I rub my temple. “I know, buddy. I’m sorry. I’ll do better tomorrow morning. Promise.”

Our usual nanny had to step away last-minute to take care of a family member, and the precise little machine my life runs on threw a belt the same day.

Joyce used to batch breakfast burritos, chop fruit into perfect stars, and leave sticky notes on the fridge with reminders.

Since she left, I’ve been playing catch-up, badly.

“I miss Joyce,” he says with a sigh.

“Same here, Sy.” I state, scrawling my name on a permission slip I should’ve signed yesterday. “We’ll try to find a new nanny in two weeks. Try to look harmless when we interview them.”

He grins with all his teeth. “You first, Dad.”

On the drive to school, Sylas tells me about the robot claw he’s engineering. I nod, add a materials list to the notes app, and pretend I don’t see the social media thumbnail trying to lure me back into the dark.

Knock it off, Griff.

The red light goes green, and I keep my eyes on the road.

As soon as we pull up, I kill the engine. Sylas is already unbuckled, door flying open, sprinting toward the schoolyard.

“Bye. Love you too!” I shout after him, and he gives me a backward thumbs-up without looking. Six going on sixteen.

My phone buzzes with the group thread that’s been running since we were kids.

Worth:

You alive, old man?

Look who’s talking. You’re the eldest of us three…

Henson:

Haha. He got you there. You’re late. Not for anything specific. Just late in general.

Just dropped Sy. Headed to the office now.

Henson:

Good. We need your scary voice for the concrete sub at Tower South. He thinks ‘timeline’ is a suggestion.

Worth:

Also, budget review at 10. Bring your red pen and that vein in your forehead.

I smirk despite myself. Nantucket feels like another life, but the salt lives in my bones. We were three idiots swinging hammers on summer decks, callused hands and a truck that only started if you swore at it. Years later, the Miller brothers came up to me with a pitch that sounded like a dare.

“Come build a firm with us.”

I trusted them enough to pack a life into a storage unit and move across the country.

First year, I was still blue collar, working as a union carpenter by day and draftsman by night, teaching myself CAD in a rented studio with bad heat.

Then came night classes and licensure exams. Now I’m COO at W.H.M.

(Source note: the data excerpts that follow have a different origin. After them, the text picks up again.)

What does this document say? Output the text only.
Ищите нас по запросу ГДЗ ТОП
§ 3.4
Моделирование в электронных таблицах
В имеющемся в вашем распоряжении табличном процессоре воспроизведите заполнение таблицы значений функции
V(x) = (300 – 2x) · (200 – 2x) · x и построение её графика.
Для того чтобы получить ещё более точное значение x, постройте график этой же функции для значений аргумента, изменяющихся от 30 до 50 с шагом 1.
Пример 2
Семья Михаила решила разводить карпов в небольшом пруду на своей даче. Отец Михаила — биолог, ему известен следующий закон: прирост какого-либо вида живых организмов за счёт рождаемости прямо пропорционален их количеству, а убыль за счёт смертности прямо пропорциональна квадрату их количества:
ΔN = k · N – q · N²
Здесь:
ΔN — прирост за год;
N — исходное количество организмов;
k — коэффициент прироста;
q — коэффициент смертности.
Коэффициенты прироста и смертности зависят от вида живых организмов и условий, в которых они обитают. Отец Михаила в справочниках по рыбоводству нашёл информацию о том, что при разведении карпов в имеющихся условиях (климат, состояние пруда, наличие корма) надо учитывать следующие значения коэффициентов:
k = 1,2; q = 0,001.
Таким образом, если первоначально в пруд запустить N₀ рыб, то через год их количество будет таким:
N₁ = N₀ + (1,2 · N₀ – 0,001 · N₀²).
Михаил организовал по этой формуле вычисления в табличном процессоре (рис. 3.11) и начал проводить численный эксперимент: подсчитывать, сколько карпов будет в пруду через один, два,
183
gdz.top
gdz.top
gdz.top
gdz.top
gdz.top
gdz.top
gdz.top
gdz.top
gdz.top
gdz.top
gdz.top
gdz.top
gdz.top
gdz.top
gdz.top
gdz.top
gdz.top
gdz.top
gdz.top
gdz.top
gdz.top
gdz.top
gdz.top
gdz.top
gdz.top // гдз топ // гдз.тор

Construction, the guy who translates between the design team and the crews who actually make the drawings stand up.

It’s been insane, but good.

I’ll be there by ten.

Henson:

Atta boy. I’ll bring coffee.

Worth:

I’ll bring the actual agenda.

The lightness thins when the home screen flashes that same thumbnail again. I shouldn’t. I really shouldn’t. But I open the app anyway.

From my burner account, I type her name into the search bar and her profile blooms. She’s always active, sunup to lights out, little squares of a life edited better than most movies.

I tap her story and watch. Then I watch the next. And the next.

The spell snaps. I toss the phone onto the passenger seat like it burned me and stare at my left hand, the gold band on my wedding finger catching a stripe of morning sun.

Guilt needles straight through the center of me.

I rub a palm over my mouth, jaw tight. Watching her is a habit I pretend I don’t have. An itch I keep feeding.

Enough.

I turn the key, pull into traffic, and point the car toward the office, hating how much I’m already thinking about the next hit.